Respect the Technicals: How to Avoid the Next Hewlett-Packard

“We don’t take our signals from the market,” a well-known value investor recently remarked, a few months before blowing up his fund.

I have no respect for any market participant who cannot accept that there is value to be had from considering aspects of other disciplines when making investments and trades. I spent the first seven years of my career blowing myself up in so-called “cheap” stocks with “good” fundamentals and “smart” management teams. Often, I had a great company but no risk management and a poorly timed buy or sell. it wasn’t until I began incorporating technical analysis that I started to really feel like I was making progress as an investor.

They say “Fundamentals tell you what to buy, Technicals tell you when to buy it.”  I like that, even if it may be oversimplified.  In the case of Hewlett-Packard, the fundamentals and valuation have trapped millions of investors. If only they’d respected the money-flow and supply/demand picture of the stock, they’d have saved themselves billions of dollars and a ton of embarrassment.

At Fusion, we quantitatively rank every stock and ETF by multiple factors, some of which are fundamental and some are technical. It’s a good starting point, not a fool-proof method, but at least it’s something. So many analysts and investors make one or two-factor decisions and ignore variables that they weren’t taught in college. And that’s how they end up getting suckered by a value trap like Hewlett-Packard, while missing the obvious negatives away from “valuation.”

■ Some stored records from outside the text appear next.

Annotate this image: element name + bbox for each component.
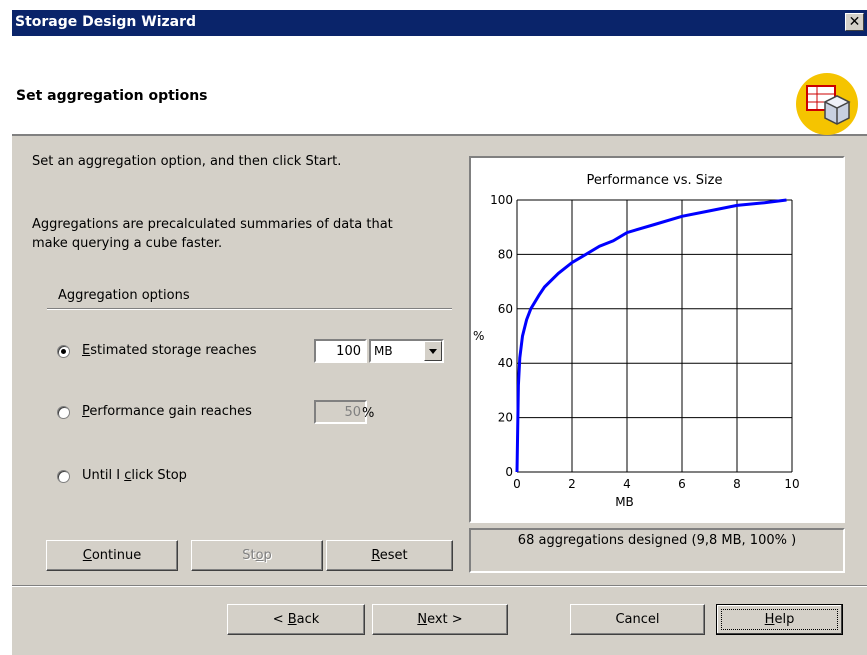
x-tick-label: 4 (623, 477, 631, 491)
cube-chart-icon (796, 73, 858, 135)
intro-instruction: Set an aggregation option, and then clic… (32, 154, 342, 169)
status-panel: 68 aggregations designed (9,8 MB, 100% ) (469, 528, 845, 573)
focus-rect (721, 609, 838, 630)
y-tick-label: 20 (498, 411, 513, 425)
bottom-divider (12, 585, 867, 587)
stop-button[interactable]: Stop (191, 540, 323, 571)
group-divider (47, 308, 452, 310)
estimated-storage-label[interactable]: Estimated storage reaches (82, 343, 257, 358)
estimated-storage-label-rest: stimated storage reaches (90, 343, 257, 358)
storage-unit-value: MB (374, 344, 393, 358)
status-text: 68 aggregations designed (9,8 MB, 100% ) (517, 533, 797, 548)
continue-button[interactable]: Continue (46, 540, 178, 571)
title-bar: Storage Design Wizard ✕ (12, 10, 867, 36)
aggregation-options-label: Aggregation options (58, 288, 190, 303)
help-button[interactable]: Help (716, 604, 843, 635)
y-tick-label: 60 (498, 302, 513, 316)
storage-limit-input[interactable]: 100 (314, 339, 367, 363)
y-tick-label: 0 (505, 465, 513, 479)
next-button[interactable]: Next > (372, 604, 508, 635)
x-tick-label: 8 (733, 477, 741, 491)
reset-button-label-rest: eset (379, 548, 408, 563)
performance-gain-radio[interactable] (57, 406, 70, 419)
intro-description-line1: Aggregations are precalculated summaries… (32, 217, 393, 232)
until-stop-radio[interactable] (57, 470, 70, 483)
wizard-window: Storage Design Wizard ✕ Set aggregation … (12, 10, 867, 655)
y-tick-label: 80 (498, 247, 513, 261)
x-tick-label: 10 (784, 477, 799, 491)
back-button[interactable]: < Back (227, 604, 365, 635)
storage-unit-select[interactable]: MB (369, 339, 444, 363)
chart-title: Performance vs. Size (587, 173, 723, 188)
y-tick-label: 40 (498, 356, 513, 370)
series-line (515, 198, 787, 473)
y-axis-label: % (473, 329, 484, 343)
performance-gain-input[interactable]: 50 (314, 400, 367, 424)
reset-button[interactable]: Reset (326, 540, 453, 571)
x-tick-label: 6 (678, 477, 686, 491)
performance-gain-label-rest: erformance gain reaches (89, 404, 252, 419)
until-stop-label[interactable]: Until I click Stop (82, 468, 187, 483)
x-axis-label: MB (615, 495, 634, 509)
continue-button-label-rest: ontinue (91, 548, 142, 563)
chevron-down-icon[interactable] (424, 341, 442, 361)
performance-gain-label[interactable]: Performance gain reaches (82, 404, 252, 419)
estimated-storage-radio[interactable] (57, 345, 70, 358)
performance-chart-panel: Performance vs. Size 0 2 4 6 8 10 0 20 40 60 80 100 M… (469, 156, 845, 523)
page-title: Set aggregation options (16, 88, 208, 104)
window-title: Storage Design Wizard (15, 14, 197, 30)
close-button[interactable]: ✕ (845, 13, 864, 31)
x-tick-label: 0 (513, 477, 521, 491)
wizard-header: Set aggregation options (12, 36, 867, 136)
intro-description-line2: make querying a cube faster. (32, 236, 223, 251)
cancel-button[interactable]: Cancel (570, 604, 705, 635)
performance-chart: Performance vs. Size0 2 4 6 8 10020406080100M… (473, 173, 800, 509)
performance-gain-unit: % (362, 406, 375, 421)
y-tick-label: 100 (490, 193, 513, 207)
close-icon: ✕ (848, 14, 861, 30)
x-tick-label: 2 (568, 477, 576, 491)
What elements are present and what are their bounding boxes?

But those who pay attention to both fundamentals and technicals probably missed the horror show of HPQ, despite its status as a “good” company and a “blue chip” stock. In the below screenshot, the downtrend in HPQ is so obvious that a child could be taught to spot it with a 30 minute classroom lesson. Funamental analysts would be doing themselves a huge favor by incorporating some of this stuff while they still have a solvent firm client left.